The Hôtel de Rambouillet (/fr/), formerly the Hôtel de Pisani (/fr/), was the Paris residence of Catherine de Vivonne, marquise de Rambouillet, who ran a renowned literary salon there from 1620 until 1648. It was situated on the west side of the rue Saint-Thomas-du-Louvre, just north of Marie de Rohan's Hôtel de Chevreuse, in a former quarter of Paris (demolished during the 19th century), located between the Louvre and Tuileries palaces, near the then much smaller Place du Carrousel, in the area of what was to become the Pavillon Turgot of the Louvre Museum.

== Salon ==
Members of her salon, received in the intimacy of her Chambre Bleue, admitted to the ruelle—the space between her daybed and the wall of the alcove— represented the flower of contemporary French literature, fashion, and wit, including Madame de Sévigné, Madame de La Fayette, Mademoiselle de Scudéry, the Duchesse de Longueville, the Duchesse de Montpensier, Jean-Louis Guez de Balzac, Bossuet, Jean Chapelain, Corneille, François de Malherbe, Racan, Richelieu, La Rochefoucauld, Paul Scarron, Claude Favre de Vaugelas, and Vincent Voiture. They adopted for themselves the term précieux, which became a term of abuse when satirized by Molière in Les Précieuses ridicules (1659).

The quality looked for in this self-defining circle was honnêteté, a quality looked for in vain at the contemporary court, crass, ostentatious, corrupt and corrupting. Honnêteté was a mode of restraint and decorum, so practiced that it had become easy and as if natural, shared by aristocrats and fastidious members of the high bourgeoisie, but which could not readily be taught or learned. In contrast with the court, the Hôtel de Rambouillet received an elite that chose its own members, or, more precisely, whose members recognized one another's right to belong.... The ordinary rules of civility did not govern daily interchange. Members of the group wrote and above all talked to one another. Conversation was a sacred art, the forum in which the group developed its taste. L'Astrée was staged as well as read; other reading included the novels of La Calprenède and Mlle de Scudéry, which held up a mirror of this microsociety".

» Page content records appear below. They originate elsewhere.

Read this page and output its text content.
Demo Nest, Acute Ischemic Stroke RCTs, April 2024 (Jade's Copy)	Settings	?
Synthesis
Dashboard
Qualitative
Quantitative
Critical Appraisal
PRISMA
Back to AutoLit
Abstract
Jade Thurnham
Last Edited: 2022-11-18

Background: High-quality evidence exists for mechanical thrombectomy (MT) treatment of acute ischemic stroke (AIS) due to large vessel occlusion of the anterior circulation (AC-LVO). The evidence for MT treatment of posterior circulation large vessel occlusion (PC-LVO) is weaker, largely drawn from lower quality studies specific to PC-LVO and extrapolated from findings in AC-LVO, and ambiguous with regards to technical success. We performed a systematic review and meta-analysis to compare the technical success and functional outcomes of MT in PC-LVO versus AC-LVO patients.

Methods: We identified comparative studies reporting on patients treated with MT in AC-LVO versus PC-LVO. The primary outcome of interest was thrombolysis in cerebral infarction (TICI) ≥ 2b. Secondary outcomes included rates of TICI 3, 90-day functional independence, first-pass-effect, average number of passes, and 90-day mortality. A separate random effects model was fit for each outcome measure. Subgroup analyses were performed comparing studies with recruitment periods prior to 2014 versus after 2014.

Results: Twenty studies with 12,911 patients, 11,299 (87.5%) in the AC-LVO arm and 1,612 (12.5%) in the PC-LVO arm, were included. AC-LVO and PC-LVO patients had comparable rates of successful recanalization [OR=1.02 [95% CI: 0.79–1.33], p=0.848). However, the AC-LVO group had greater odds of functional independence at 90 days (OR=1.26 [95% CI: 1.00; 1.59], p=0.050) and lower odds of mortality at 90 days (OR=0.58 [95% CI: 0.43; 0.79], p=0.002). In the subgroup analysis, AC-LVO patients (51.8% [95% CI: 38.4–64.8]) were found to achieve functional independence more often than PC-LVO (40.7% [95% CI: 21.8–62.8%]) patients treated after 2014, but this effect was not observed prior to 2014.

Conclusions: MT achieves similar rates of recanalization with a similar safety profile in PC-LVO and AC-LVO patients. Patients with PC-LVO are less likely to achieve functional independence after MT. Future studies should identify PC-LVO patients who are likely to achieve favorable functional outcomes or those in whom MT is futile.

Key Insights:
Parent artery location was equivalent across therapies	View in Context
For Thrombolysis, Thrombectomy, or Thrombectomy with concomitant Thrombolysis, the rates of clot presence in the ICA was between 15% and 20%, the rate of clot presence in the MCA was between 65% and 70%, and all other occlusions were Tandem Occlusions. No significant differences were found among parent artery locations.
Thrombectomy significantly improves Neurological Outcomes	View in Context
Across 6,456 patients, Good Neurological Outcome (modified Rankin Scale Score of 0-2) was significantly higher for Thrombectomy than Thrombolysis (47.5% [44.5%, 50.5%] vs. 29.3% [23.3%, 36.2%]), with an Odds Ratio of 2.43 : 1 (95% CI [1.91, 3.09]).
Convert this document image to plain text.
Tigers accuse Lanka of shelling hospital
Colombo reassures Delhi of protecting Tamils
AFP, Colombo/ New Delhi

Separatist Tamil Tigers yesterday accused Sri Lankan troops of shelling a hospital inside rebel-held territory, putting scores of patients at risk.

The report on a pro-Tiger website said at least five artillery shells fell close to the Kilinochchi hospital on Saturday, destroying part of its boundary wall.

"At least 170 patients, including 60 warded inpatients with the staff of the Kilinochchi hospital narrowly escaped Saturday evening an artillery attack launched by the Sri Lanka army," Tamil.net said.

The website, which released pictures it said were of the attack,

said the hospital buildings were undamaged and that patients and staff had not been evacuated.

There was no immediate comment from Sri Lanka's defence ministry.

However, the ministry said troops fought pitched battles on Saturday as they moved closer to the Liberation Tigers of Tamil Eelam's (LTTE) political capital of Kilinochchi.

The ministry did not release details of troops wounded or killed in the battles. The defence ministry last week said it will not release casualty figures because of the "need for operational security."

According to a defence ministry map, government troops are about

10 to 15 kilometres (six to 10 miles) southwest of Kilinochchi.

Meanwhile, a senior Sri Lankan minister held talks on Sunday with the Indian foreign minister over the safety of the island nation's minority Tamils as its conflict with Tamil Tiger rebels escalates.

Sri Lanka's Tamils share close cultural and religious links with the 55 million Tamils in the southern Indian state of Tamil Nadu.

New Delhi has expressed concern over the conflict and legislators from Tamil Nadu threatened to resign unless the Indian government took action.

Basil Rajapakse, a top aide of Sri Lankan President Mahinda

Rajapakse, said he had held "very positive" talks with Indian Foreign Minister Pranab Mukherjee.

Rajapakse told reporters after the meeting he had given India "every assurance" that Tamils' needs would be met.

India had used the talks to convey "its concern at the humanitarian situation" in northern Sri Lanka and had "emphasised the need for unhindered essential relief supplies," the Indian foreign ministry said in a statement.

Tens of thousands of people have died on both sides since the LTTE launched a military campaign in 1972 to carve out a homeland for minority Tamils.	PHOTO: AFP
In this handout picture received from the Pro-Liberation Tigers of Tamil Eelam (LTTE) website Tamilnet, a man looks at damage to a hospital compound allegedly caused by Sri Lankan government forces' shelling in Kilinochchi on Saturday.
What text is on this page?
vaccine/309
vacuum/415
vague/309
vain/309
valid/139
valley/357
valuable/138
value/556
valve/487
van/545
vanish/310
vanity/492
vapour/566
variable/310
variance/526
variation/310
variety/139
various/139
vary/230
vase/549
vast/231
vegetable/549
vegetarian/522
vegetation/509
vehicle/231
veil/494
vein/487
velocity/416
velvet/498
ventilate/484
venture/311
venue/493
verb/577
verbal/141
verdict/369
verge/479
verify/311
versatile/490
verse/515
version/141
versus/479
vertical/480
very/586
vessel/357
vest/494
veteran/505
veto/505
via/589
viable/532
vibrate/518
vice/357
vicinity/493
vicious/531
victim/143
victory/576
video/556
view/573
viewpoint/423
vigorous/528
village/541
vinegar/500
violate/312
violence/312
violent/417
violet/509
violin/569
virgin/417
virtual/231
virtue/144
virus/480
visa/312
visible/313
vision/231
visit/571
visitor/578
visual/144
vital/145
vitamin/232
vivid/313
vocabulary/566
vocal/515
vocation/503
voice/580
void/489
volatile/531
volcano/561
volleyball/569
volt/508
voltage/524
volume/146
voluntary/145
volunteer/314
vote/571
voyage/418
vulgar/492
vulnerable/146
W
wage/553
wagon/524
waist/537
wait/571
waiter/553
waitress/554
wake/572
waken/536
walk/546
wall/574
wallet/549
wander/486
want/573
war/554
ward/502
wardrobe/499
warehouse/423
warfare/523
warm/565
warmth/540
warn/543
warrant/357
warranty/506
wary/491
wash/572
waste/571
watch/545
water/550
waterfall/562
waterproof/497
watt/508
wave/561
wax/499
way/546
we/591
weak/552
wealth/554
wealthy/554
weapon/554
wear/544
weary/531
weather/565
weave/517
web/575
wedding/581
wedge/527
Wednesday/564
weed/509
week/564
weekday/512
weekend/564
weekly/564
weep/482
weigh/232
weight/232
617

The préciosité refinements of the French language would find some codification in the Dictionnaire de l'Académie française eventually published by the Académie française, which found its start in the Hôtel de Rambouillet. Words like "celadon" to describe a certain range of pale glaucous blue-green glazes of Chinese porcelain come straight from the Hôtel de Rambouillet.